4.4 Output the estimated Correlation matrix from each model (should have 2 matrices).
std_devs_m_1 <- sqrt(diag(cov_matrix_m_1))
std_devs_m_i6 <- sqrt(diag(cov_matrix_m_i6))
# 2. Normalize the covariance matrices by the standard deviations
cor_matrix_m_1 <- cov_matrix_m_1 / (std_devs_m_1 %*% t(std_devs_m_1))
cor_matrix_m_i6 <- cov_matrix_m_i6 / (std_devs_m_i6 %*% t(std_devs_m_i6))
print(cor_matrix_m_1)
## Marginal variance covariance matrix
## [,1] [,2] [,3] [,4] [,5]
## [1,] 1.00000 0.86382 0.84915 0.83654 0.84058
## [2,] 0.86382 1.00000 0.89296 0.83276 0.87098
## [3,] 0.84915 0.89296 1.00000 0.84760 0.87243
## [4,] 0.83654 0.83276 0.84760 1.00000 0.87371
## [5,] 0.84058 0.87098 0.87243 0.87371 1.00000
## Standard Deviations: 1 1 1 1 1
print(cor_matrix_m_i6)
## Marginal variance covariance matrix
## [,1] [,2] [,3] [,4] [,5]
## [1,] 1.00000 0.86248 0.84896 0.83222 0.84183
## [2,] 0.86248 1.00000 0.88894 0.83007 0.87317
## [3,] 0.84896 0.88894 1.00000 0.83302 0.87280
## [4,] 0.83222 0.83007 0.83302 1.00000 0.86844
## [5,] 0.84183 0.87317 0.87280 0.86844 1.00000
## Standard Deviations: 1 1 1 1 1
4.5 Comment on the correlations: which model has larger/smaller correlations?

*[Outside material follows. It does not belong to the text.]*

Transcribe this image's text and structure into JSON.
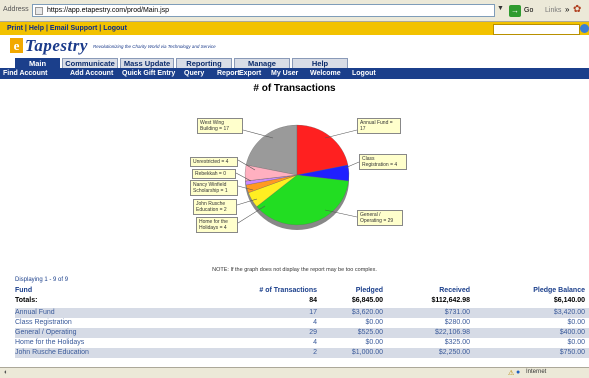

Why? Basically, I am asking you about the effect of how we specify the mean response \(E(Y_{ij}) =𝜇_{ij}\) on the estimated Covariance \((\sum_i)\) and Correlation \((R_i)\) matrices. Why do we care about the model for the mean response?
the linear model has slightly larger correlations than the quadratic model. This is because the linear model does not capture the non-linear relationships in the data as effectively as the quadratic model, resulting in larger residuals and stronger correlations. The specification of the mean response is important because it determines how well the model fits the data. A more accurate specification (like the quadratic model) leads to smaller residuals and smaller correlations, while a less accurate specification leads to larger residuals and stronger correlations.